In PICTURES OF CHILDHOOD, Alice Miller explores the connection between childhood and that creative anxiety which 'somehow permits us to come to grips with the demons of our past and give form to the chaos within and thereby master our anxiety.'Having realised in the early seventies a lifelong desire to paint, Dr Miller found an unfamiliar world emerging from her not the 'nice' world of her childhood, to which she had always testified, but one of fear, despair and loneliness. Meditating on her spontaneously executed watercolours- sixty-six of which are reproduced here in full colour- and their implications, Dr Miller offers a profound analysis of the roots of creativity in the authentic self's struggle for survival.
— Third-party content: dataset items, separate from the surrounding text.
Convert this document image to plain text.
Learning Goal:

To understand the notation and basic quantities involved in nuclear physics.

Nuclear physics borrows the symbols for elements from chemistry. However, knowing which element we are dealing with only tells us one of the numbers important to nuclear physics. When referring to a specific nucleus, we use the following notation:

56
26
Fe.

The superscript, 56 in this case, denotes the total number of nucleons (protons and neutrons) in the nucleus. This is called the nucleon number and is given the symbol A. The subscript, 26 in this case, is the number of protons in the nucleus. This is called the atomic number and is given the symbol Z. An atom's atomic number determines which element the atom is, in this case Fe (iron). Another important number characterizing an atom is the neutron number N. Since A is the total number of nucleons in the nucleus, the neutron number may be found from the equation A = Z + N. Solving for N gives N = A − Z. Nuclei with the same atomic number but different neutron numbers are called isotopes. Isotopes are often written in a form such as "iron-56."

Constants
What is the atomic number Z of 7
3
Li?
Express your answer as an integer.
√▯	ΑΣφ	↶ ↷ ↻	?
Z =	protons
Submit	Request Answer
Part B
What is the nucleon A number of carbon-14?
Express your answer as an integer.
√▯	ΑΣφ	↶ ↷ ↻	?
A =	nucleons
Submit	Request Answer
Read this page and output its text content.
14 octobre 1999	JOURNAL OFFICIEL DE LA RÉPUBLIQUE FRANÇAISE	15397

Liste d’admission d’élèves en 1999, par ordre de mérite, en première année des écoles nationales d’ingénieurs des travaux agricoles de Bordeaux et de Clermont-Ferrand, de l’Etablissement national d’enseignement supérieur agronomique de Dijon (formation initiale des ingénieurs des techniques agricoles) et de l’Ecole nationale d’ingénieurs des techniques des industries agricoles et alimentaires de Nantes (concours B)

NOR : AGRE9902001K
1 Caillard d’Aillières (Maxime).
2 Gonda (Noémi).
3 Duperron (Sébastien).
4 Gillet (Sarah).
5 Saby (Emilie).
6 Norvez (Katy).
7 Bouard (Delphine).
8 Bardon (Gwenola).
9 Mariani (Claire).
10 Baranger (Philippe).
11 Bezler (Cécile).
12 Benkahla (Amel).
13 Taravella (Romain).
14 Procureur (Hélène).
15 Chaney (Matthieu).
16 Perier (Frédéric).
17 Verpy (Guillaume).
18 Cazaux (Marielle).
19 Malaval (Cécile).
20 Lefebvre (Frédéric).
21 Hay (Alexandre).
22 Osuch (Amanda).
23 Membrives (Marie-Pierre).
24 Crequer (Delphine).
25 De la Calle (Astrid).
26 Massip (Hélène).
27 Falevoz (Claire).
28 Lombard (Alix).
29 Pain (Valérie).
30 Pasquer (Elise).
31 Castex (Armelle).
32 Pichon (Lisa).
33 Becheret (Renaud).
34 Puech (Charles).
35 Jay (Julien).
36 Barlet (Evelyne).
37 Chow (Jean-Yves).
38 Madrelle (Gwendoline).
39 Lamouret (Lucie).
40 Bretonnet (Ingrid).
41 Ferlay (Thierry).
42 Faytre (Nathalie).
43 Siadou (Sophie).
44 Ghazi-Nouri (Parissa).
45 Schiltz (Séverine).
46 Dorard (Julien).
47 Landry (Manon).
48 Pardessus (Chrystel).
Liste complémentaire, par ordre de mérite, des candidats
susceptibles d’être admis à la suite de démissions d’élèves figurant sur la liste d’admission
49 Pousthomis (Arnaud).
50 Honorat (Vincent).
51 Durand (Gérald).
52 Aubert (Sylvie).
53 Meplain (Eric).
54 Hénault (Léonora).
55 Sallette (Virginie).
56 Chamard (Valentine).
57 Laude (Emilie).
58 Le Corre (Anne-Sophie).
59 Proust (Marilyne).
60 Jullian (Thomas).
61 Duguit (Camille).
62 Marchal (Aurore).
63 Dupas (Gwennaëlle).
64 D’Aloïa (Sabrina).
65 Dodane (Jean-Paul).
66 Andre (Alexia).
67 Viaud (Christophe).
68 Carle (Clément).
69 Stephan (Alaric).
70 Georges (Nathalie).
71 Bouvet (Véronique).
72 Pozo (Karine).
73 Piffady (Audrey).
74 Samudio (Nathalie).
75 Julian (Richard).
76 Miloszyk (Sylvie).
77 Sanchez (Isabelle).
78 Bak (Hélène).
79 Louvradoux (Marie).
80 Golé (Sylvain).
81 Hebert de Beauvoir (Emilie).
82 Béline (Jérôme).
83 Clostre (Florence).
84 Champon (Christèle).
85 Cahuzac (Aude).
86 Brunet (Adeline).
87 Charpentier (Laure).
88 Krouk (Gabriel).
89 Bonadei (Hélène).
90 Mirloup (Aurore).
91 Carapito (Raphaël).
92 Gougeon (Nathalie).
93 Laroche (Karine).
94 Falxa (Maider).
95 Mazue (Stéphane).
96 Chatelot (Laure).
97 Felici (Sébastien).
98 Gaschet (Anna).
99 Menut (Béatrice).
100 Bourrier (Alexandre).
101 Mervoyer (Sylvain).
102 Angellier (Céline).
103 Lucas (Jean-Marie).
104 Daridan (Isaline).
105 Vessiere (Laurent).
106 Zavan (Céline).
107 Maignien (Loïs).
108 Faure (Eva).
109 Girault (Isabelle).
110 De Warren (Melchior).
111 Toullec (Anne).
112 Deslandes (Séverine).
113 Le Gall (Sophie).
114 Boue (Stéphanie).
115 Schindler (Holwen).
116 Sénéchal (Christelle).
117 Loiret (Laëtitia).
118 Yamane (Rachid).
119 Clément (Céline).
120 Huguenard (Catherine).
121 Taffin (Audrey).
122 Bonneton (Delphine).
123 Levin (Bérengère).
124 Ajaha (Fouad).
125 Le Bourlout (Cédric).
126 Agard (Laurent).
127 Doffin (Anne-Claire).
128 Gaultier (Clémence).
Alice Miller was a Polish-Swiss psychologist, psychoanalyst and philosopher of Jewish origin, who is noted for her books on parental child abuse, translated into several languages. She was also a noted public intellectual. Her book The Drama of the Gifted Child caused a sensation and became an international bestseller upon the English publication in 1981. Her views on the consequences of child abuse became highly influential. In her books she departed from psychoanalysis, charging it with being similar to the poisonous pedagogies.
These watercolors are haunting. Miller has insight into how to tap into repressed childhood pain- the ways to get there, how to take what comes out of your unconscious seriously, and to take your pain seriously, and is able to pass on the perspective necessary to allow others to heal, and to paint, and to use their art to explore their pain. It is a call to all of us to not fetishize our art and our pain, and to not form identity around our pain, but to really experience it, and to have the courage to move forward connected to our childhood reality. A badass woman and a badass book. I have been painting ever since reading it, and it has changed my life.
I was hoping to read Alice Miller's personal analysis on some of her specific paintings, ending up slightly disappointed. Still awarding this book with 5 stars. Another must read.